Our database host can be found by running this command:
oc get services NAME TYPE CLUSTER-IP EXTERNAL-IP PORT(S) AGE NAME TYPE CLUSTER-IP EXTERNAL-IP PORT(S) AGE glusterfs-dynamic-31a07eb1-3a72-11e9-96fc-02e7350e98d2 ClusterIP 172.30.165.245 <none> 1/TCP 1m mysql-ocs ClusterIP <none> 3306/TCP 1m wordpress ClusterIP 172.30.1.139 <none> 8080/TCP,8443/TCP 28s
So we will use mysql-ocs for the database host.
If information is entered is correct, WordPress will guide us through the rest of the installation process:
We now need to enter some information for the web front end:
The installation takes some time and finally presents this screen:
So now our deployment is done. Next, we'll log into WordPress and create some test content:
Failure scenario
So now that we have everything in place, we want to see what happens when our MySQL container fails. To simulate that, we’ve set up a client that checks the website using the "curl" command.
Because we're only interested in the HTTP response over a longer time, we run it in a loop, trimming the output to what we're interested in:
while true; do date; curl -I http://wordpress-marko.apps.ocpocs311.ocpgluster.com/2019/02/26/lorem-ipsum/ 2>&1 | grep HTTP; sleep 1; done
As a first test we simply kill the MySQL container, watching the preceding loop closely:
# oc get pods NAME READY STATUS RESTARTS AGE mysql-ocs-0 1/1 Running 0 21h wordpress-1-build 0/1 Completed 0 22h wordpress-1-q5jts 1/1 Running 0 22h
Delete the MySQL pod:
oc delete pod mysql-ocs-0
Here’s the output from the preceding curl loop:
Mi 27. Feb 09:40:44 UTC 2019 HTTP/1.1 200 OK Mi 27. Feb 09:40:45 UTC 2019 HTTP/1.1 500 Internal Server Error … Mi 27. Feb 09:40:59 UTC 2019 HTTP/1.1 500 Internal Server Error Mi 27. Feb 09:41:03 UTC 2019 HTTP/1.1 200 OK
So the pod failure effectively caused our WordPress instance to be unavailable for 18 seconds (09:40:45 to 09:41;)3), give or take a few seconds for the curl command. We’ve run a larger number of the same test and ended up with an average value of 12 seconds. This is the time that the WordPress application is unavailable due to the MySQL pod being deleted. Once the pod is re-created and the OCS storage is mounted in the pod, then WordPress is available again.

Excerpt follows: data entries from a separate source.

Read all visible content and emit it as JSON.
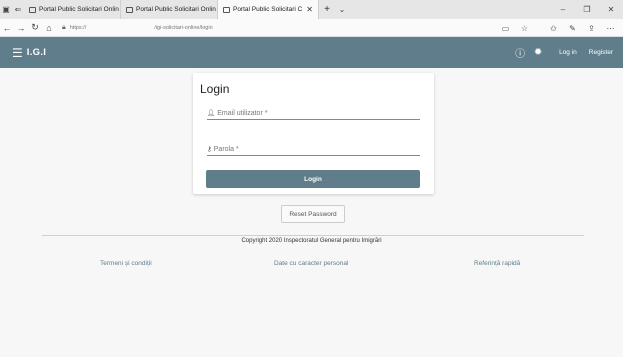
{
  "browser": {
    "tabs": [
      {
        "title": "Portal Public Solicitari Onlin"
      },
      {
        "title": "Portal Public Solicitari Onlin"
      },
      {
        "title": "Portal Public Solicitari C",
        "active": true
      }
    ],
    "address": {
      "scheme": "https://",
      "path": "/igi-solicitari-online/login"
    }
  },
  "appbar": {
    "brand": "I.G.I",
    "login_label": "Log in",
    "register_label": "Register",
    "color": "#5f7d8a"
  },
  "login_card": {
    "title": "Login",
    "email_placeholder": "Email utilizator *",
    "password_placeholder": "Parola *",
    "submit_label": "Login"
  },
  "reset_label": "Reset Password",
  "footer": {
    "copyright": "Copyright 2020 Inspectoratul General pentru Imigrări",
    "links": [
      "Termeni și condiții",
      "Date cu caracter personal",
      "Referință rapidă"
    ]
  }
}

This test only deletes the pod that is running the database. What we cannot be sure of so far is that the MySQL pod actually moves from one node to another. To have that happen, we have to cordon the node on which the pod currently runs and then delete the pod. Cordoning the node means that it will take no new containers and, as a consequence, the new incarnation of our database pod will have to be started on a different node.
As a first step, we need to find the node on which mysql-ocs is currently running:
# ocs get pod mysql-ocs-0 -o wideocs get pod mysql-ocs-0 -o wide
NAME READY STATUS RESTARTS AGE IP NODE NOMINATED NODE mysql-ocs-0 1/1 Running 0 5m 10.129.2.44 ip-172-16-27-161.us-west-2.compute.internal <none>
Now we cordon the node ip-172-16-27-161.us-west-2.compute.internal and then delete the mysql-ocs-0 pod:
# oc adm cordon ip-172-16-27-161.us-west-2.compute.internal node/ip-172-16-27-161.us-west-2.compute.internal cordoned # oc delete pod mysql-ocs-0 pod "mysql-ocs-0" deleted
Again, we’ve run a series of the same test and ended up with an average value of 12 seconds. Therefore, it does not matter if the pod must be relocated to another node or is re-created on the same node again.
Conclusion
The goal behind this post was to show how an application like WordPress in OCP can be connected to a database, as well as how fast a pod can fail-over to another node when it is using Red Hat OCS as a storage platform. An average time of 12 seconds is what we can reproduce persistently for one MySQL pod. The exact time is, of course, specific to every setup, as it depends on a lot of different factors, but the reproducibility and the deterministic time is something that's common to OpenShift deployments.